The Evolution of Trademarks in India
Trademarks have become a key aspect of Intellectual Property Rights in todays time. To begin, we ought to see as to what a Trademark is. A Trademark can be defined as a device pointing distinctly to the origin or ownership of merchandise to which it is applied and legally reserved for the exclusive use of the owner as maker or seller. The legal framework for Trademarks came in the form of the Trademark Protection Act 1999.
Like the legislations in various other areas, the Trademark Act came in the wake of pressure from the International community. India’s obligations under the TRIPS regime include protection to distinguishing marks, recognition of service marks, indefinite periodical renewal of registration, and the abolition of compulsory licensing etc. The onset of the Liberalization, Privatization and Globalization, the importance of intellectual property rights have been recognized. In furtherance of this, the Indian Trade and Merchandising Act of 1958 was replaced by the new legislation. The Act conforms to all requirements of TRIPS and ensures that it accords with all systems and practices.
The new rules brought forth a number of changes. Following are a few key features of the 2017 Trademark Rules :
Reduction of Forms
The Reduction of Forms to 8 from 74 has made the process of registration less cumbersome.
Increase in Price
A comparison of Schedule 1 of the 2002 and 2017 Rules will show that there has been a 400% increase for each type of application. However, the rules provide concessions for Start-ups, individuals and small enterprises.
Promotion of E-Filing
The reduction of price for E-Filing has incentivized the process by providing low application fee.
Representation of sound marks
While the 2002 rules do not provide for sound marks, rule 26 of the 2017 Trademark Rules provide as follows;
(5) Where an application for the registration of a trademark consists of a sound as a trademark, the reproduction of the same shall be submitted in the MP3 format not exceeding thirty seconds’ length recorded on a medium which allows for easy and clearly audible replaying accompanied with a graphical representation of its notations.”
Hence, sounds have been recognized as a trademark.
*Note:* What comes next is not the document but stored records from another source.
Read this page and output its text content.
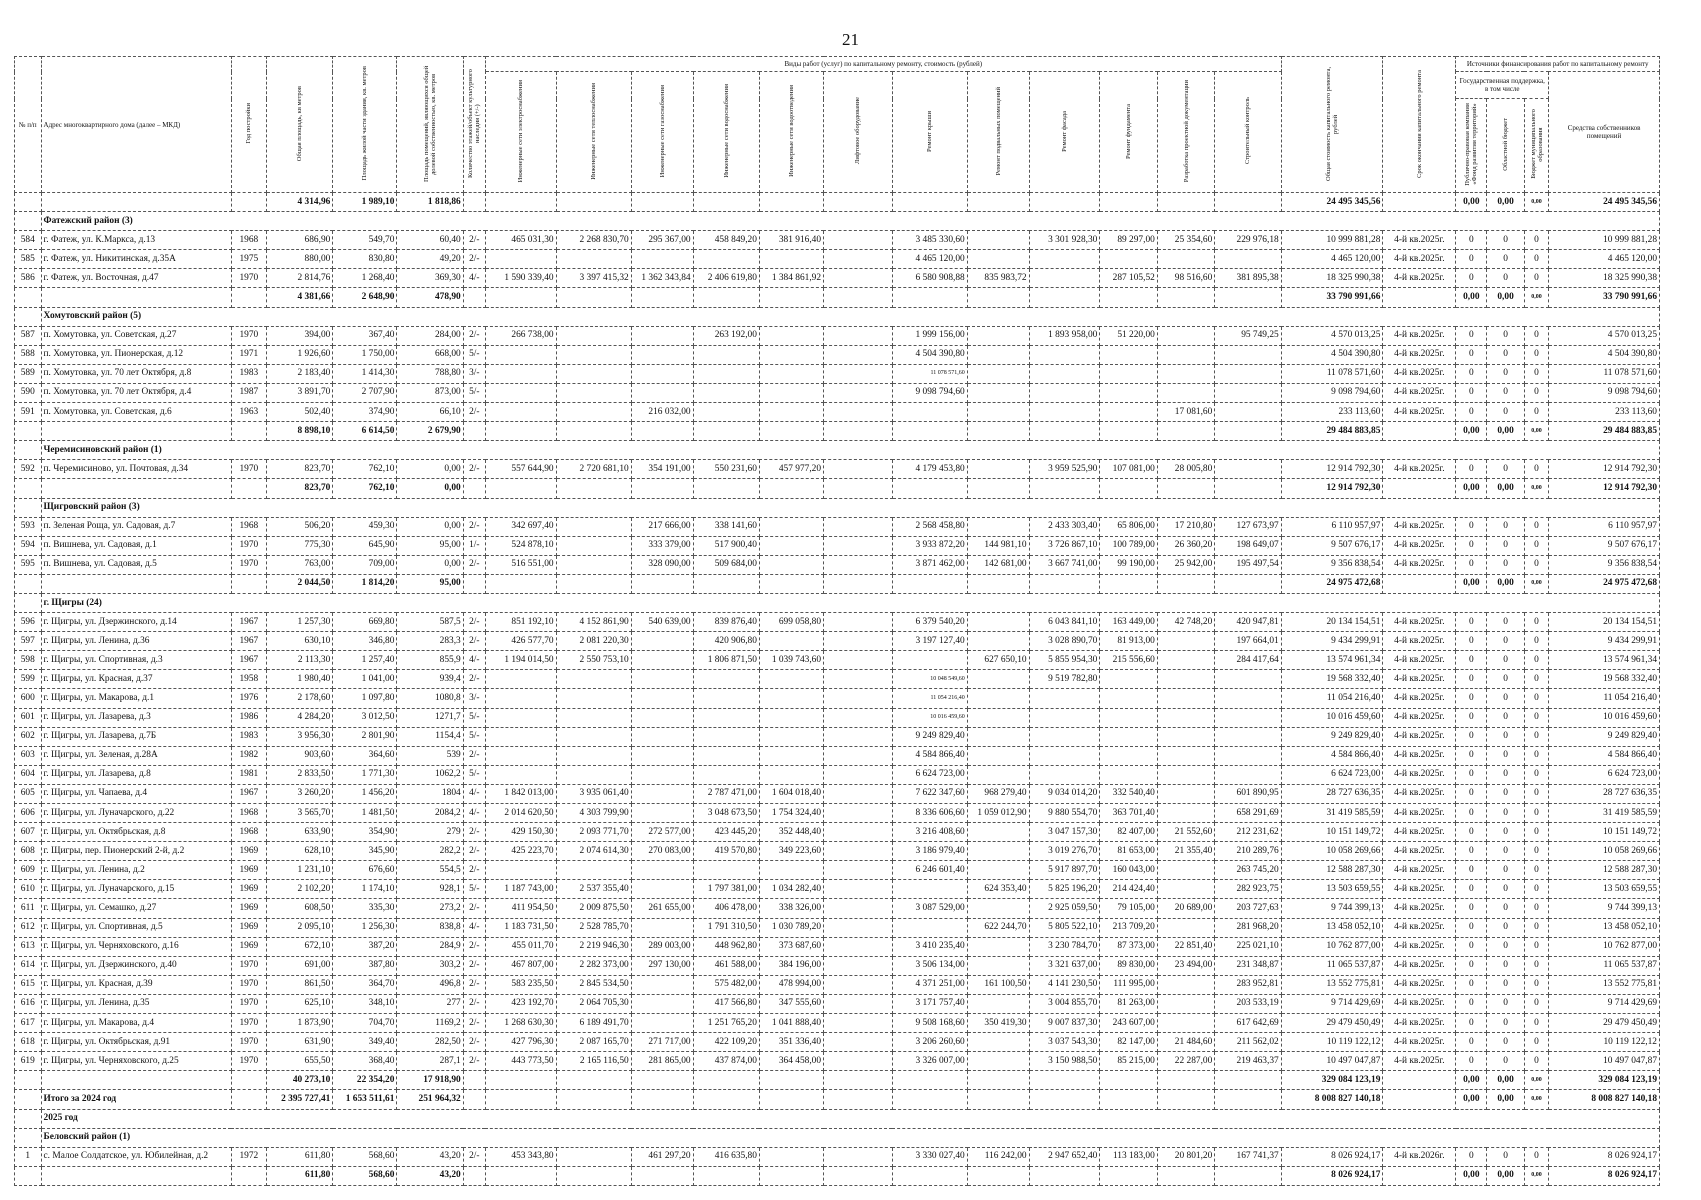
21
№ п/п	Адрес многоквартирного дома (далее – МКД)	Год постройки	Общая площадь, кв метров	Площадь жилой части здания, кв. метров	Площадь помещений, являющихся общей долевой собственностью, кв. метров	Количество этажей/объект культурного наследия (+/-)	Виды работ (услуг) по капитальному ремонту, стоимость (рублей)												Общая стоимость капитального ремонта, рублей	Срок окончания капитального ремонта	Источники финансирования работ по капитальному ремонту			
							Инженерные сети электроснабжения	Инженерные сети теплоснабжения	Инженерные сети газоснабжения	Инженерные сети водоснабжения	Инженерные сети водоотведения	Лифтовое оборудование	Ремонт крыши	Ремонт подвальных помещений	Ремонт фасада	Ремонт фундамента	Разработка проектной документации	Строительный контроль			Государственная поддержка, в том числе			Средства собственников помещений
																					Публично-правовая компания «Фонд развития территорий»	Областной бюджет	Бюджет муниципального образования	
			4 314,96	1 989,10	1 818,86														24 495 345,56		0,00	0,00	0,00	24 495 345,56
	Фатежский район (3)																							
584	г. Фатеж, ул. К.Маркса, д.13	1968	686,90	549,70	60,40	2/-	465 031,30	2 268 830,70	295 367,00	458 849,20	381 916,40		3 485 330,60		3 301 928,30	89 297,00	25 354,60	229 976,18	10 999 881,28	4-й кв.2025г.	0	0	0	10 999 881,28
585	г. Фатеж, ул. Никитинская, д.35А	1975	880,00	830,80	49,20	2/-							4 465 120,00						4 465 120,00	4-й кв.2025г.	0	0	0	4 465 120,00
586	г. Фатеж, ул. Восточная, д.47	1970	2 814,76	1 268,40	369,30	4/-	1 590 339,40	3 397 415,32	1 362 343,84	2 406 619,80	1 384 861,92		6 580 908,88	835 983,72		287 105,52	98 516,60	381 895,38	18 325 990,38	4-й кв.2025г.	0	0	0	18 325 990,38
			4 381,66	2 648,90	478,90														33 790 991,66		0,00	0,00	0,00	33 790 991,66
	Хомутовский район (5)																							
587	п. Хомутовка, ул. Советская, д.27	1970	394,00	367,40	284,00	2/-	266 738,00			263 192,00			1 999 156,00		1 893 958,00	51 220,00		95 749,25	4 570 013,25	4-й кв.2025г.	0	0	0	4 570 013,25
588	п. Хомутовка, ул. Пионерская, д.12	1971	1 926,60	1 750,00	668,00	5/-							4 504 390,80						4 504 390,80	4-й кв.2025г.	0	0	0	4 504 390,80
589	п. Хомутовка, ул. 70 лет Октября, д.8	1983	2 183,40	1 414,30	788,80	3/-							11 078 571,60						11 078 571,60	4-й кв.2025г.	0	0	0	11 078 571,60
590	п. Хомутовка, ул. 70 лет Октября, д.4	1987	3 891,70	2 707,90	873,00	5/-							9 098 794,60						9 098 794,60	4-й кв.2025г.	0	0	0	9 098 794,60
591	п. Хомутовка, ул. Советская, д.6	1963	502,40	374,90	66,10	2/-			216 032,00								17 081,60		233 113,60	4-й кв.2025г.	0	0	0	233 113,60
			8 898,10	6 614,50	2 679,90														29 484 883,85		0,00	0,00	0,00	29 484 883,85
	Черемисиновский район (1)																							
592	п. Черемисиново, ул. Почтовая, д.34	1970	823,70	762,10	0,00	2/-	557 644,90	2 720 681,10	354 191,00	550 231,60	457 977,20		4 179 453,80		3 959 525,90	107 081,00	28 005,80		12 914 792,30	4-й кв.2025г.	0	0	0	12 914 792,30
			823,70	762,10	0,00														12 914 792,30		0,00	0,00	0,00	12 914 792,30
	Щигровский район (3)																							
593	п. Зеленая Роща, ул. Садовая, д.7	1968	506,20	459,30	0,00	2/-	342 697,40		217 666,00	338 141,60			2 568 458,80		2 433 303,40	65 806,00	17 210,80	127 673,97	6 110 957,97	4-й кв.2025г.	0	0	0	6 110 957,97
594	п. Вишнева, ул. Садовая, д.1	1970	775,30	645,90	95,00	1/-	524 878,10		333 379,00	517 900,40			3 933 872,20	144 981,10	3 726 867,10	100 789,00	26 360,20	198 649,07	9 507 676,17	4-й кв.2025г.	0	0	0	9 507 676,17
595	п. Вишнева, ул. Садовая, д.5	1970	763,00	709,00	0,00	2/-	516 551,00		328 090,00	509 684,00			3 871 462,00	142 681,00	3 667 741,00	99 190,00	25 942,00	195 497,54	9 356 838,54	4-й кв.2025г.	0	0	0	9 356 838,54
			2 044,50	1 814,20	95,00														24 975 472,68		0,00	0,00	0,00	24 975 472,68
	г. Щигры (24)																							
596	г. Щигры, ул. Дзержинского, д.14	1967	1 257,30	669,80	587,5	2/-	851 192,10	4 152 861,90	540 639,00	839 876,40	699 058,80		6 379 540,20		6 043 841,10	163 449,00	42 748,20	420 947,81	20 134 154,51	4-й кв.2025г.	0	0	0	20 134 154,51
597	г. Щигры, ул. Ленина, д.36	1967	630,10	346,80	283,3	2/-	426 577,70	2 081 220,30		420 906,80			3 197 127,40		3 028 890,70	81 913,00		197 664,01	9 434 299,91	4-й кв.2025г.	0	0	0	9 434 299,91
598	г. Щигры, ул. Спортивная, д.3	1967	2 113,30	1 257,40	855,9	4/-	1 194 014,50	2 550 753,10		1 806 871,50	1 039 743,60			627 650,10	5 855 954,30	215 556,60		284 417,64	13 574 961,34	4-й кв.2025г.	0	0	0	13 574 961,34
599	г. Щигры, ул. Красная, д.37	1958	1 980,40	1 041,00	939,4	2/-							10 048 549,60		9 519 782,80				19 568 332,40	4-й кв.2025г.	0	0	0	19 568 332,40
600	г. Щигры, ул. Макарова, д.1	1976	2 178,60	1 097,80	1080,8	3/-							11 054 216,40						11 054 216,40	4-й кв.2025г.	0	0	0	11 054 216,40
601	г. Щигры, ул. Лазарева, д.3	1986	4 284,20	3 012,50	1271,7	5/-							10 016 459,60						10 016 459,60	4-й кв.2025г.	0	0	0	10 016 459,60
602	г. Щигры, ул. Лазарева, д.7Б	1983	3 956,30	2 801,90	1154,4	5/-							9 249 829,40						9 249 829,40	4-й кв.2025г.	0	0	0	9 249 829,40
603	г. Щигры, ул. Зеленая, д.28А	1982	903,60	364,60	539	2/-							4 584 866,40						4 584 866,40	4-й кв.2025г.	0	0	0	4 584 866,40
604	г. Щигры, ул. Лазарева, д.8	1981	2 833,50	1 771,30	1062,2	5/-							6 624 723,00						6 624 723,00	4-й кв.2025г.	0	0	0	6 624 723,00
605	г. Щигры, ул. Чапаева, д.4	1967	3 260,20	1 456,20	1804	4/-	1 842 013,00	3 935 061,40		2 787 471,00	1 604 018,40		7 622 347,60	968 279,40	9 034 014,20	332 540,40		601 890,95	28 727 636,35	4-й кв.2025г.	0	0	0	28 727 636,35
606	г. Щигры, ул. Луначарского, д.22	1968	3 565,70	1 481,50	2084,2	4/-	2 014 620,50	4 303 799,90		3 048 673,50	1 754 324,40		8 336 606,60	1 059 012,90	9 880 554,70	363 701,40		658 291,69	31 419 585,59	4-й кв.2025г.	0	0	0	31 419 585,59
607	г. Щигры, ул. Октябрьская, д.8	1968	633,90	354,90	279	2/-	429 150,30	2 093 771,70	272 577,00	423 445,20	352 448,40		3 216 408,60		3 047 157,30	82 407,00	21 552,60	212 231,62	10 151 149,72	4-й кв.2025г.	0	0	0	10 151 149,72
608	г. Щигры, пер. Пионерский 2-й, д.2	1969	628,10	345,90	282,2	2/-	425 223,70	2 074 614,30	270 083,00	419 570,80	349 223,60		3 186 979,40		3 019 276,70	81 653,00	21 355,40	210 289,76	10 058 269,66	4-й кв.2025г.	0	0	0	10 058 269,66
609	г. Щигры, ул. Ленина, д.2	1969	1 231,10	676,60	554,5	2/-							6 246 601,40		5 917 897,70	160 043,00		263 745,20	12 588 287,30	4-й кв.2025г.	0	0	0	12 588 287,30
610	г. Щигры, ул. Луначарского, д.15	1969	2 102,20	1 174,10	928,1	5/-	1 187 743,00	2 537 355,40		1 797 381,00	1 034 282,40			624 353,40	5 825 196,20	214 424,40		282 923,75	13 503 659,55	4-й кв.2025г.	0	0	0	13 503 659,55
611	г. Щигры, ул. Семашко, д.27	1969	608,50	335,30	273,2	2/-	411 954,50	2 009 875,50	261 655,00	406 478,00	338 326,00		3 087 529,00		2 925 059,50	79 105,00	20 689,00	203 727,63	9 744 399,13	4-й кв.2025г.	0	0	0	9 744 399,13
612	г. Щигры, ул. Спортивная, д.5	1969	2 095,10	1 256,30	838,8	4/-	1 183 731,50	2 528 785,70		1 791 310,50	1 030 789,20			622 244,70	5 805 522,10	213 709,20		281 968,20	13 458 052,10	4-й кв.2025г.	0	0	0	13 458 052,10
613	г. Щигры, ул. Черняховского, д.16	1969	672,10	387,20	284,9	2/-	455 011,70	2 219 946,30	289 003,00	448 962,80	373 687,60		3 410 235,40		3 230 784,70	87 373,00	22 851,40	225 021,10	10 762 877,00	4-й кв.2025г.	0	0	0	10 762 877,00
614	г. Щигры, ул. Дзержинского, д.40	1970	691,00	387,80	303,2	2/-	467 807,00	2 282 373,00	297 130,00	461 588,00	384 196,00		3 506 134,00		3 321 637,00	89 830,00	23 494,00	231 348,87	11 065 537,87	4-й кв.2025г.	0	0	0	11 065 537,87
615	г. Щигры, ул. Красная, д.39	1970	861,50	364,70	496,8	2/-	583 235,50	2 845 534,50		575 482,00	478 994,00		4 371 251,00	161 100,50	4 141 230,50	111 995,00		283 952,81	13 552 775,81	4-й кв.2025г.	0	0	0	13 552 775,81
616	г. Щигры, ул. Ленина, д.35	1970	625,10	348,10	277	2/-	423 192,70	2 064 705,30		417 566,80	347 555,60		3 171 757,40		3 004 855,70	81 263,00		203 533,19	9 714 429,69	4-й кв.2025г.	0	0	0	9 714 429,69
617	г. Щигры, ул. Макарова, д.4	1970	1 873,90	704,70	1169,2	2/-	1 268 630,30	6 189 491,70		1 251 765,20	1 041 888,40		9 508 168,60	350 419,30	9 007 837,30	243 607,00		617 642,69	29 479 450,49	4-й кв.2025г.	0	0	0	29 479 450,49
618	г. Щигры, ул. Октябрьская, д.91	1970	631,90	349,40	282,50	2/-	427 796,30	2 087 165,70	271 717,00	422 109,20	351 336,40		3 206 260,60		3 037 543,30	82 147,00	21 484,60	211 562,02	10 119 122,12	4-й кв.2025г.	0	0	0	10 119 122,12
619	г. Щигры, ул. Черняховского, д.25	1970	655,50	368,40	287,1	2/-	443 773,50	2 165 116,50	281 865,00	437 874,00	364 458,00		3 326 007,00		3 150 988,50	85 215,00	22 287,00	219 463,37	10 497 047,87	4-й кв.2025г.	0	0	0	10 497 047,87
			40 273,10	22 354,20	17 918,90														329 084 123,19		0,00	0,00	0,00	329 084 123,19
	Итого за 2024 год		2 395 727,41	1 653 511,61	251 964,32														8 008 827 140,18		0,00	0,00	0,00	8 008 827 140,18
	2025 год																							
	Беловский район (1)																							
1	с. Малое Солдатское, ул. Юбилейная, д.2	1972	611,80	568,60	43,20	2/-	453 343,80		461 297,20	416 635,80			3 330 027,40	116 242,00	2 947 652,40	113 183,00	20 801,20	167 741,37	8 026 924,17	4-й кв.2026г.	0	0	0	8 026 924,17
			611,80	568,60	43,20														8 026 924,17		0,00	0,00	0,00	8 026 924,17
Advantages of having a Trademark
A lot of effort has been put to strengthen the Trademark regime in India and this has also resulted in lot of advantages; namely the ‘TM’ or ‘SM can be used by companies to claim ownership or registration of a product. Secondly, that it affords protection to owners against it being used by competitors. Thirdly, that when a company has a trademark registration, it will have the exclusive right to use it throughout the nation. Hence, Trademarks are integral to a company.